İkinci Meşrutiyet Dönemi'nin önemli fikir insanlarından Filibeli Ahmed Hilmi, A'mâk-ı Hayâl adlı eserinde insanlığın temel meselelerine eğiliyor: Yaşamın anlamı nedir? İnsanın varoluş amacı nedir?
Ruh ve madde âlemi arasında varlığın hakiki manasını arayan Raci'nin yolu nihayet bir gün, mezarlıktaki küçük kulübesinde yaşamını sürdüren Aynalı Baba ile kesişir.
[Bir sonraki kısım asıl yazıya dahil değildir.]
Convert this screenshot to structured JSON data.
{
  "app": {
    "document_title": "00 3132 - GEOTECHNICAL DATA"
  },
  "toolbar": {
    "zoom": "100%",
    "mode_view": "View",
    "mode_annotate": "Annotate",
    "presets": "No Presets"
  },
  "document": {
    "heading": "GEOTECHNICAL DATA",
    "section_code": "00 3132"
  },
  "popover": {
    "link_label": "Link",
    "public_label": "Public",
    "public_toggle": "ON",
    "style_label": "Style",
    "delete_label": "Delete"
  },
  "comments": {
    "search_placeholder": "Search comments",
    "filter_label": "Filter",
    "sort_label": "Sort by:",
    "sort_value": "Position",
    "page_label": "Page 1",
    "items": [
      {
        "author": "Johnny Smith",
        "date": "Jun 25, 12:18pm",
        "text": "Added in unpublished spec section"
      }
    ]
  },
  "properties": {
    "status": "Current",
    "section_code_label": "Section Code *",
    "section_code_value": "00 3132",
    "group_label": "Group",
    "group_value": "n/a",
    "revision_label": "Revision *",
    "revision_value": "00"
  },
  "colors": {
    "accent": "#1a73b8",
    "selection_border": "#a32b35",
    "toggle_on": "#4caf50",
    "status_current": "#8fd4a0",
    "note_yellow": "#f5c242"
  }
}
Benliğini şüphe ejderhasına teslim etmek üzere olan Raci'nin kafasındaki sis perdesi, bundan sonra yavaş yavaş dağılır ve bizleri tadına doyamayacağımız heyecanlı bir yolculuğa çıkarır.
Kitapta Ahmed Hilmi Bey, roman kahramanı Raci'nin yaşadıklarıyla felsefenin insanı gerçek mutluluğa ulaştıramayacağını göstermek istemiştir. Ona göre gerçek mutluluk, Evrenle Yaratıcı arasında bağı kurarak bu ilişkiyi bütünlemektir. İslam'da bu görüşü dini yönden benimseyip açıklayan kişilerin başında Hallac-ı Mansur, Nesimi, Zünnun-i Misri, Şebusteri, Şeyh Attar, Muhiddin-i Arabî gelmektedir.
Kitaba bu yönüyle bakıldığında; kitap okura eşsiz bir düşünme sahası bırakmaktadır.